Lately I am having a lot of discussions with customers around sizing of their hosts. Especially Cisco UCS(with the 384GB option) and the upcoming Intel Xeon 5600 series with six cores per CPU takes the “Scale Up” discussion to a new level.
I guess we had this discussion in the past as well when 32GB became a commodity. The question I always have is how many eggs do you want to have in one basket. Basically do you want to scale up(larger hosts) or scale out(more hosts).
I guess it’s a common discussion and a lot of people don’t see the impact sizing your hosts correctly. Think about this environment, 250 VMs in total with the need of roughly 480GB of memory:
- 10 Hosts, each having 48GB and 8 Cores, 25 VMs each.
- 5 Hosts, each having 96GB and 16 Cores, 50 VMs each.
If you look at it from an uptime perspective; Would a failure occur in scenario 1 you will lose 10% of your environment. If you look at scenario 2 this is 20%. Clearly the associated cost with the down time for 20% of your estate is higher than for 10% of your estate.
Now it’s not only the associated cost with the impact of a host failure it is also for instance the ability of DRS to load balance the environment. The less hosts you will have the smaller the chances are DRS will be able to balance the load. Keep in mind DRS uses a deviation to calculate the imbalance and simulates a move to see if it results in a balanced cluster.
Another thing to keep in mind is HA. When you design for N+1 redundancy and need to buy an extra host the costs associated for redundancy is high for a scale up scenario. Not only the costs associated are high, the load when the fail-over needs to occur will also increase immense. If you only have 4 hosts and 1 host fails the added load on the 3 hosts will have a higher impact than it would have on for instance 9 hosts in a scale out scenario.
Licensing is another often used argument for buying larger hosts but for VMware it usually will not make a difference. I’m not the “capacity management” or “capacity planning” guru to be honest but I can recommend VMware Capacity Planner as it can help you to easily create several scenarios. (Or Platespin Recon for that matter.) If you have never tried it and are a VMware partner check it out and run the scenarios based on scale up and scale out principles and do the math.

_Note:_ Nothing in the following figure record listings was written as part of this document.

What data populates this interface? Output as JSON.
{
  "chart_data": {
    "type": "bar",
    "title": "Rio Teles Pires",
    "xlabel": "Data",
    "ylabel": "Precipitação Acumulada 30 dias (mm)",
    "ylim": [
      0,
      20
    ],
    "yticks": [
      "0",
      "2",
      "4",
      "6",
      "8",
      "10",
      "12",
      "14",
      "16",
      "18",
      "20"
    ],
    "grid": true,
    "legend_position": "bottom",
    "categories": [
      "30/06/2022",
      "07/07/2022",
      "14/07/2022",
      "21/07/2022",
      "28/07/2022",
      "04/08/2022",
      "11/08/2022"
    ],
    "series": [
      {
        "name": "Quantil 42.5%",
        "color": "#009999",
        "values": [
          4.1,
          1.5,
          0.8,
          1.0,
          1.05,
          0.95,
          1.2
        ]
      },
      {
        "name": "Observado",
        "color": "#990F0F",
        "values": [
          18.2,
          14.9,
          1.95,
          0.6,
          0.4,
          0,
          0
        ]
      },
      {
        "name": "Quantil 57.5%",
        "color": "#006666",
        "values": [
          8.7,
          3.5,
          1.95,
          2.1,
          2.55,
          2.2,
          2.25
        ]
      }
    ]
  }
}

Now, don’t get me wrong I am not saying you should not buy hosts with 96GB but think before you make this decision. Decide what an acceptable risk is and discuss the impact of the risk with your customer(s). As you can imagine for any company there’s a cost associated with down time. Down time for 20% of your estate will have a different financial impact than down time for 10% of your estate and this needs to be weighted against all the pros and cons of scale out vs scale up.